NONSTOPNEWS.ID – Sore itu, seperti hari-hari biasanya, Sari menjalani waktu sendiri di dalam gubuk kecil berukuran 3x4 meter yang dibuat seadanya. Rumah yang sudah lama ditinggali wanita berusia 65 tahun itu terbilang sangat sederhana, hanya berarsitektur rangkaian potongan bambu dan bertembok spanduk bekas dengan beberapa sisi berongga lantaran dimakan usia.

Lantai bangunan pun dibiarkan begitu saja beralaskan tanah. Tidak perlu mengetuk pintu kala kita hendak berkunjung ke kediaman wanita yang akrab disapa Emak Sari itu. Pintu rumahnya pun juga hanya berlandaskan bentangan sisa spanduk yang terkait oleh pantekan paku berkarat.

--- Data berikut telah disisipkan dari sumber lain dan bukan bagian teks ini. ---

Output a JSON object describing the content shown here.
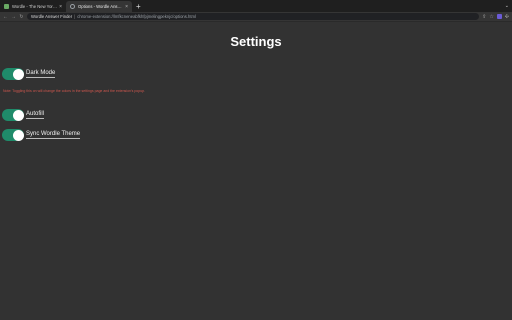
{
  "browser": {
    "tabs": [
      {
        "title": "Wordle - The New York Times",
        "active": false,
        "favicon": "wordle-favicon"
      },
      {
        "title": "Options - Wordle Answer Findr...",
        "active": true,
        "favicon": "extension-favicon"
      }
    ],
    "new_tab_glyph": "+",
    "close_glyph": "×",
    "tab_search_glyph": "⌄",
    "back_glyph": "←",
    "forward_glyph": "→",
    "reload_glyph": "↻",
    "origin": "Wordle Answer Finder",
    "url_separator": "|",
    "url": "chrome-extension://lmfkcneneabfkhfpjmelingpeknjc/options.html"
  },
  "page": {
    "title": "Settings",
    "settings": [
      {
        "label": "Dark Mode",
        "enabled": true
      },
      {
        "label": "Autofill",
        "enabled": true
      },
      {
        "label": "Sync Wordle Theme",
        "enabled": true
      }
    ],
    "note": "Note: Toggling this on will change the colors in the settings page and the extension's popup."
  },
  "colors": {
    "toggle_on": "#1f8b6a",
    "note": "#d0574e",
    "background": "#323232"
  }
}
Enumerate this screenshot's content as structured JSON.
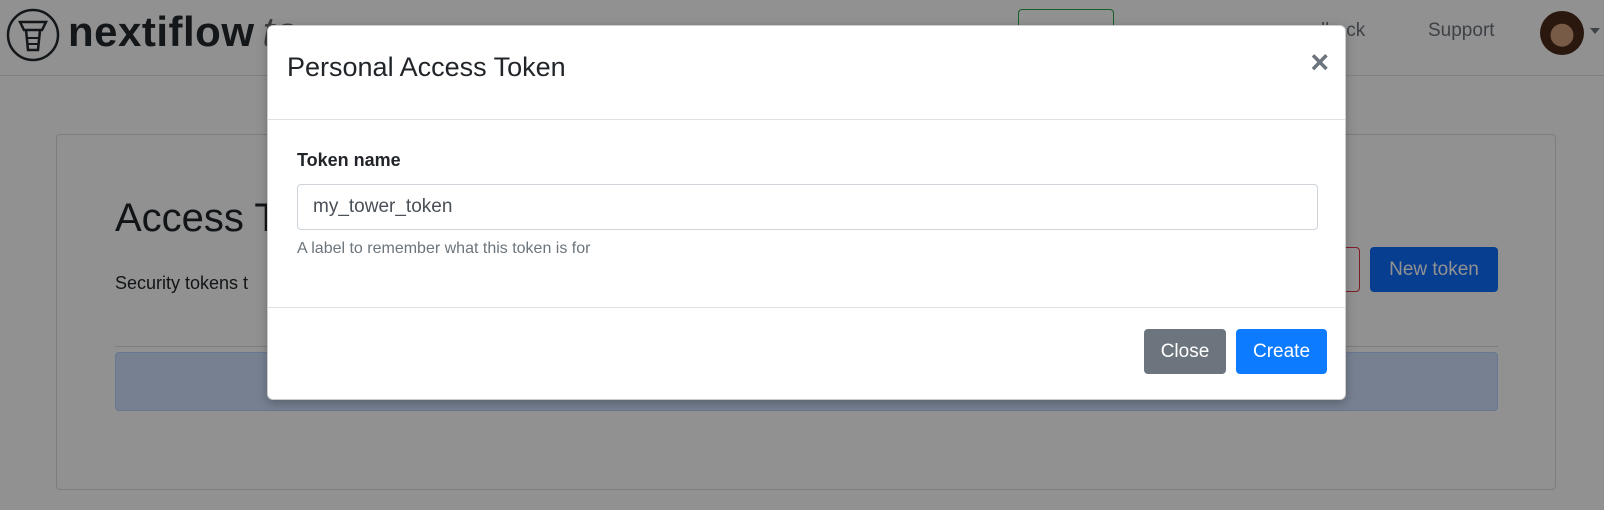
{
  "navbar": {
    "brand_name": "nextiflow",
    "brand_suffix": "to",
    "feedback_label": "edback",
    "support_label": "Support"
  },
  "page": {
    "title": "Access T",
    "description": "Security tokens t",
    "new_token_label": "New token"
  },
  "modal": {
    "title": "Personal Access Token",
    "close_icon": "×",
    "field_label": "Token name",
    "input_value": "my_tower_token",
    "help_text": "A label to remember what this token is for",
    "close_label": "Close",
    "create_label": "Create"
  }
}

Di samping rumahnya, terlihat dua gubuk dengan kondisi serupa yang ditinggali anak-anak Emak Sari bersama keluarga kecilnya. Hiruk pikuk kehidupan tidak begitu mereka rasakan, lantaran lokasi tempat tinggalnya yang terletak di sebuah kebun itu jauh dari pemukiman warga setempat lainnya.

Posisi rumah warga Desa Rancailat itu menjorok sekitar 1 km dari Jalan Raya Kresek. Tiap hujan turun, Emak Sari harus cekatan menghindari serangan tetes-tetesan air yang datang dari celah atap rumah yang terbentang kain-kain bekas dan beberapa genting usang.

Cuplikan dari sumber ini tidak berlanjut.